Она улыбнулась, чуть поворачиваясь к нему. И осмелилась снова посмотреть в его глаза. Да, теплые, даже вопреки их холодному голубоватому цвету. Нежные. И любящие. Как она помнила и знала.
— Я дам тебе галлеон, если ты расскажешь мне, что творится в твоей чудной головке, — все так же весело, но уже куда серьезнее сказал Драко, проникновенно заглядывая в ее глаза.

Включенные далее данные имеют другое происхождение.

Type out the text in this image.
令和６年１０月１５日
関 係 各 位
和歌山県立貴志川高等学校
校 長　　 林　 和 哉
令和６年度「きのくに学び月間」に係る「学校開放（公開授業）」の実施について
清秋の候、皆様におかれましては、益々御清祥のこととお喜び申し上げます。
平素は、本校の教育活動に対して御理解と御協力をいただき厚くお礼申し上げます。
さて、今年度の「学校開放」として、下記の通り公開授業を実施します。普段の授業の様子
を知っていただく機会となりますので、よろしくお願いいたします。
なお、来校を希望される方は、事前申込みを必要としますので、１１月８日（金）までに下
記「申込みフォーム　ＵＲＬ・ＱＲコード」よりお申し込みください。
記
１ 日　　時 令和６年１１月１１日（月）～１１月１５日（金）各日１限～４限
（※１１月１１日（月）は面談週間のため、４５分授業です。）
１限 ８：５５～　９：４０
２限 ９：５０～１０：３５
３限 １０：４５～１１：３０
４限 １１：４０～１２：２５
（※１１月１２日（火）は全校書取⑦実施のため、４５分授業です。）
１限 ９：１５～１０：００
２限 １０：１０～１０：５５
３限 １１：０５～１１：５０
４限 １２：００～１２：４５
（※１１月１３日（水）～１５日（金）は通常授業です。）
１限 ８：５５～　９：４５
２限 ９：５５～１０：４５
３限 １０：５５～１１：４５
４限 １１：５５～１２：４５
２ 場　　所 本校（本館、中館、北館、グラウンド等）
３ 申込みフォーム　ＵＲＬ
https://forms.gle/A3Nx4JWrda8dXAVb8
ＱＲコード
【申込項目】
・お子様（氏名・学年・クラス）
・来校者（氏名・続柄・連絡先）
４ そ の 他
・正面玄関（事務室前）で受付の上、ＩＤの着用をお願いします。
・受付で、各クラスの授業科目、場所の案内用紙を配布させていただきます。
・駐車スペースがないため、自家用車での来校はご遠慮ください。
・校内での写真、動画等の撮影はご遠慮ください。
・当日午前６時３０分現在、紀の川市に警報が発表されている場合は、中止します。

Сопротивляться магии его глаз было трудно, но Гермиона все же попыталась. Пьянящая близость горячего тела и собственная реакция на его прикосновения пугали, а ей нужно было задать еще слишком много вопросов. Слепое доверие в любви — законное требование, и они уже обожглись на этом, предав веру в него, но сейчас без откровенности никуда, даже если вновь поднимать эту тему будет болезненно и для нее, и для него.
— Я пытаюсь понять почему.
— Почему? — переспросил он.
— Да, почему именно она, — твердо произнесла Гермиона. Вся эта сцена перед входом в кафе — чистейший запал ярости, немного бравады и его поддержка. На деле же ей было противно даже стоять рядом, не говоря о том, чтобы дышать с Асторией одним воздухом. Что уж говорить о том, чтобы — пусть даже на краткий, но миг — разделить с ней внимание человека, которого она любит и, кажется, любила всегда, даже когда не подозревала об этом.

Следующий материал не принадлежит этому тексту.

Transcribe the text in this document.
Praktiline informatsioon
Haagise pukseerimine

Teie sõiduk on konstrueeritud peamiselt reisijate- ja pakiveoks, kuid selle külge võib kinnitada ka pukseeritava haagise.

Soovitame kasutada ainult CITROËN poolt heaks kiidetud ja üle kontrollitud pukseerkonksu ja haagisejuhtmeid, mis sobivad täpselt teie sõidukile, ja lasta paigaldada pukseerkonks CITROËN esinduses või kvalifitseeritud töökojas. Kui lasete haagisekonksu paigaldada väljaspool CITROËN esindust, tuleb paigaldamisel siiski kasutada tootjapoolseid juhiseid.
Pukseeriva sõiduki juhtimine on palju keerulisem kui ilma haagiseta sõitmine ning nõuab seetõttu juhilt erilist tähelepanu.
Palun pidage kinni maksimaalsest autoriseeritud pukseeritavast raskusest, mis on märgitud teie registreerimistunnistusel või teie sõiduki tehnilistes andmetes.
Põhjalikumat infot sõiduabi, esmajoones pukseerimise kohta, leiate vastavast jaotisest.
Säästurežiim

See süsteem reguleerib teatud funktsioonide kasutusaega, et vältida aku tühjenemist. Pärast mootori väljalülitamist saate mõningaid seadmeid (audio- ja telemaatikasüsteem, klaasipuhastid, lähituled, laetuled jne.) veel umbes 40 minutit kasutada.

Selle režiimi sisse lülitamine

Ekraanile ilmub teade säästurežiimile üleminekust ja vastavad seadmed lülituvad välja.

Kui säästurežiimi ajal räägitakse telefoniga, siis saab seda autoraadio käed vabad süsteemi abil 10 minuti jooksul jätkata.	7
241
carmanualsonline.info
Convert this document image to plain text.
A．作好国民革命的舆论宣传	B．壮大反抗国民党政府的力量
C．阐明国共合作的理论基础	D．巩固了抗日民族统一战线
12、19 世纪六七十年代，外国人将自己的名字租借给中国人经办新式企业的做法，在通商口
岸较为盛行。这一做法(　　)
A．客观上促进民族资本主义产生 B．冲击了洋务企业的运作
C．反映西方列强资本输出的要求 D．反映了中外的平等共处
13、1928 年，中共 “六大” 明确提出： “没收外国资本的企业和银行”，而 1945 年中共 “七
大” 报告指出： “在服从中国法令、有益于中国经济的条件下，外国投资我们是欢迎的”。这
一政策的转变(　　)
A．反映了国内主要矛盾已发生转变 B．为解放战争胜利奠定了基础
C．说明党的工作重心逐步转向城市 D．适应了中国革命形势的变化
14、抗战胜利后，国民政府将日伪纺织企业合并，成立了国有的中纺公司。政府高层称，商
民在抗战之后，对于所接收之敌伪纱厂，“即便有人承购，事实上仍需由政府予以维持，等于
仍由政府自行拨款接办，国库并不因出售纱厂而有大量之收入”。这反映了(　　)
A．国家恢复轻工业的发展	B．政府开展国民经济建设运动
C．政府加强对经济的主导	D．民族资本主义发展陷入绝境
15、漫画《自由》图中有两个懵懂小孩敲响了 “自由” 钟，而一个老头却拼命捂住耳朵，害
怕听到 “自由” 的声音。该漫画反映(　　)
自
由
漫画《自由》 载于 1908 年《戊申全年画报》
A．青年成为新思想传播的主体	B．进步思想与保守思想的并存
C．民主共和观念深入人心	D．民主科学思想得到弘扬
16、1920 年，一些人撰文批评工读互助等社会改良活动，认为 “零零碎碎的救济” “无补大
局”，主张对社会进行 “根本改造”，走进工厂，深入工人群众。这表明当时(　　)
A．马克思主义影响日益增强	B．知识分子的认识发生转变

Драко вздрогнул от ее слов как от пощечины и замер. Какое-то время они молчали, но странным образом атмосфера не нагнеталась от этой тишины. Впервые молчание во время наряженного разговора не давило, а просто тихо ожидало продолжения…
— Ты не заслужила всего этого, — горестно произнес он, коря себя даже этими словами — будто выносил окончательный приговор.
— Тогда… почему? — мучительно спросила она, боясь услышать ответ, но так в нем нуждаясь… Ей бы хотелось не звучать жалко, очень хотелось, но в ту минуту значение имел лишь мужчина, сидящий рядом, и его чувства к ней и, возможно, к кому-то еще…
— Просто она оказалась рядом, когда мне нужен был кто-то, кто заделал бы дыру в груди после нашего развода.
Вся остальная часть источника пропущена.